Anyone can clear their browser history, of course. But they can’t clear the data collected by those websites. Mostly, those companies use that information for things like demographic studies and marketing research, if they use it at all. 

When an employee gives them more information — whether that’s just an email or a full account profile — now their IP address is connected with their PII. And now that company might use their PII for other things, such as selling them goods and services.

This is how a digital footprint grows. The more sites an employee provides information to, the larger that employee’s footprint gets. And since most of the data requested by these sites is either PII or linkable PII, the exposure of their PII grows with it. Even that IP address we started out with, while it’s not considered PII in the U.S. (at least not yet), it is considered personal data and protected by Europe’s GDPR. The same goes for cookies. While considered non-PII in the U.S., the GDPR recognizes certain data that can be collected inside cookies as personal in nature.

Regardless of whether you’re following U.S. policies, the GDPR, or both, a digital footprint will usually include a mix of both PII and non-PII data. In this way, you could view PII as a subset of a digital footprint. Some parts of that footprint may contain more PII and others less. This is important to note when trying to reduce the exposure of your employees’ PII..

Reducing their digital footprints in areas where little to no PII is present is still a good idea, but may not be as helpful to their data privacy as you might otherwise assume. By the same token, reducing their digital footprints in areas where multiple sources of PII are present might help them reduce their exposure to the risks of identity theft considerably.

Protecting PII

Because there are so many ways to obtain PII data, there are also many ways to protect it.

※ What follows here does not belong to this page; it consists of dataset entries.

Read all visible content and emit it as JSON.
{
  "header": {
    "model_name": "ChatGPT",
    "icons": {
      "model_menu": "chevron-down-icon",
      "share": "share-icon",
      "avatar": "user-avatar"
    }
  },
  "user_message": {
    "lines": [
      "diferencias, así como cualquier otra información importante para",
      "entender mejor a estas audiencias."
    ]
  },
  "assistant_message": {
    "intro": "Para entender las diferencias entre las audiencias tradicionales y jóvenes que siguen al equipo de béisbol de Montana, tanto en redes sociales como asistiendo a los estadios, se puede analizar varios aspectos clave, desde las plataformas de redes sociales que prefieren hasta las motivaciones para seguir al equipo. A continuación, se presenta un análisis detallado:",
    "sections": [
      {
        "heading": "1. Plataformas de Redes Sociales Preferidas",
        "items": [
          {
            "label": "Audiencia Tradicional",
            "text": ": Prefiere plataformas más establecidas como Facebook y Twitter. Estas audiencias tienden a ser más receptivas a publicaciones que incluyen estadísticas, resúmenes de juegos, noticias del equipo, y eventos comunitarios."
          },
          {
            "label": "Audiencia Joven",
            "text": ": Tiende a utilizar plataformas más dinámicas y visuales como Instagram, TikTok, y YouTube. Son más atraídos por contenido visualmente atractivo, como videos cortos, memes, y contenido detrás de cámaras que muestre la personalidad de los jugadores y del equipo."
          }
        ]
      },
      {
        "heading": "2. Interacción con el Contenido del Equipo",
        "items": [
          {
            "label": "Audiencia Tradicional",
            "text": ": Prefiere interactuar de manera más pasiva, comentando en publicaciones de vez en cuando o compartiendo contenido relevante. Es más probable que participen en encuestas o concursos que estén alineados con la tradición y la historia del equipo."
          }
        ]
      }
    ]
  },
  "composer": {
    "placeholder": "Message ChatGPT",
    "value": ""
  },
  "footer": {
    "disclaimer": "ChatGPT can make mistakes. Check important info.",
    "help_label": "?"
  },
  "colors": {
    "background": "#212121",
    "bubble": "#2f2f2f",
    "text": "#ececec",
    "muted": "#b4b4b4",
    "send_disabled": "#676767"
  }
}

Helping to reduce the digital footprints of your employees is one way to decrease the chances of their PII being caught up in a breach. Some of the ways to protect and reduce a digital footprint are:

  •  Being wary of what is shared on social networks, applications, and submission forms

  •  Avoiding unsafe websites

  •  Being cautious on public networks

  •  Deleting what isn’t needed

Removing unnecessary PII from their accounts means less personal data for identity thieves to work with if a breach does occur. Many people fill out optional fields without thinking twice about it. But if the information isn’t required, why share it?

Another way to protect their PII is to be encourage care in how they handle their sensitive data. Things like social security numbers and medical, financial, and tax ids should be encrypted before sending and stored only on protected networks. Devices that store sensitive data, such as smartphones and computers, should be secured via password or other means of protection.

They could also remove some of the data collection options available to identity thieves by destroying physical traces of PII. Shredding documents, removing mailing labels from boxes, and wiping and destroying old hard drives before disposing of them are examples of this.

As for online accounts, supplying each one with a strong, unique password offers a lot more protection than sharing one password using family names and birthdates.

Simply being aware of PII, data privacy rights, and the laws governing a company’s use of personal data can help your employees make better decisions in the long run.

One of those better decisions is to take advantage of an identity theft protection service. A service such as PrivacyArmor not only can help your employees secure and monitor their PII wherever it’s at, but it also helps them remediate and recover their identities… and even reimburses their financial losses

If you need some advice on how to frame a discussion with your C-suite about the importance of PII and identity theft protection, we’ve provided some answers that might help you with that.

As an HR professional, you are in a perfect position to help employees keep their identities safe by understanding and protecting their PII. Show them how to control where they put their PII, and how to protect the PII they share.